Enterprise Data Loader (Using unstructured)
Table of Contents
Overview
The MAAP Data Loader application is designed to synchronize data from various sources (local filesystems, S3 buckets, Google Drive) to a MongoDB database using unstructured.io (MAAP Partner).
Unstructured is a platform that specializes in processing and structuring unstructured data for seamless integration and analysis. It provides a flexible and efficient way to ingest, process, and store unstructured data, making it easily accessible for further analysis and use.
Key features include:
- Support for multiple data sources (local, S3, Google Drive)
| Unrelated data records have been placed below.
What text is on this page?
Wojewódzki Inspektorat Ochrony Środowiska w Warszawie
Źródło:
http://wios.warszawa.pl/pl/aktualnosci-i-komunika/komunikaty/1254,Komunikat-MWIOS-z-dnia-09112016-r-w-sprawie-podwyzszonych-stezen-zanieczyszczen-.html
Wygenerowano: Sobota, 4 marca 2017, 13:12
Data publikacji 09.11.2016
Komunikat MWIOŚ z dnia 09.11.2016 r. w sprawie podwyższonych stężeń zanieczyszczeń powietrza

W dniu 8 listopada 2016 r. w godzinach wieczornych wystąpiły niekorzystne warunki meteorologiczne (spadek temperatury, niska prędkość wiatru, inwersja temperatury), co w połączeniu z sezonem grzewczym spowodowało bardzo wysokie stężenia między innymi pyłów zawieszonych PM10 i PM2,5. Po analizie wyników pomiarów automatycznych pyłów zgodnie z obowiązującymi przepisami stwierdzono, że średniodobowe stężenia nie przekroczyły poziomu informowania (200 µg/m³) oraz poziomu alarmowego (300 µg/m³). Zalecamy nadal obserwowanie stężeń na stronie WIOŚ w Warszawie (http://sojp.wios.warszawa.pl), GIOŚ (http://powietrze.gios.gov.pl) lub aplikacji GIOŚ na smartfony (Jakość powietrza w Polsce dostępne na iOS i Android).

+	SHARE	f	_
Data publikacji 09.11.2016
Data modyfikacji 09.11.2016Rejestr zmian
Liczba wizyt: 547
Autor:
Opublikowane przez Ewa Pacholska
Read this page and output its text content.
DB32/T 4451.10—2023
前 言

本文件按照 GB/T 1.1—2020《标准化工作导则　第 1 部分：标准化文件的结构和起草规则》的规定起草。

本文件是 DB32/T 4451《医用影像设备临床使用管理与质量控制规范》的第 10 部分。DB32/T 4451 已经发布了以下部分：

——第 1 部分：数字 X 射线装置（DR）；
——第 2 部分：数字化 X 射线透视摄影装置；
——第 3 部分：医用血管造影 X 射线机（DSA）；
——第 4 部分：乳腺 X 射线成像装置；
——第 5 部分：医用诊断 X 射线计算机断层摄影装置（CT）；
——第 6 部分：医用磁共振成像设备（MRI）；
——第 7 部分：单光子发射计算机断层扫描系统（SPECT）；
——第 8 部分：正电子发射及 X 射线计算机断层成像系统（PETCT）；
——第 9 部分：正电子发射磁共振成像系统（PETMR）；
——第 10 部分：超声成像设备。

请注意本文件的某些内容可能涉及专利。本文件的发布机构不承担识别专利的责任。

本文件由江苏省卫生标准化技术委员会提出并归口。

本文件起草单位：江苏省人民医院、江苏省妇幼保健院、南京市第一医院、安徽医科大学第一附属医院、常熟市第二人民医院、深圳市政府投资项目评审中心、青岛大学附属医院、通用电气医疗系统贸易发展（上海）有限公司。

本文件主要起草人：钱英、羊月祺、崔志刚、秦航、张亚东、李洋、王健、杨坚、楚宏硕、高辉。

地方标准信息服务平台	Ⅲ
- Configurable sync intervals
- Data processing pipeline including partitioning, chunking, and embedding
- RESTful API for controlling sync operations
- Customizable MongoDB ingestion with duplicate handling
This system is ideal for organizations needing to centralize and structure data from diverse sources, enabling seamless data integration and analysis.
System Architecture
The MAAP Data Loader application follows a modular architecture, consisting of several key components:
- FastAPI Application: Provides RESTful API endpoints for controlling the sync process.
- Configuration Manager: Handles loading and parsing of the YAML configuration file.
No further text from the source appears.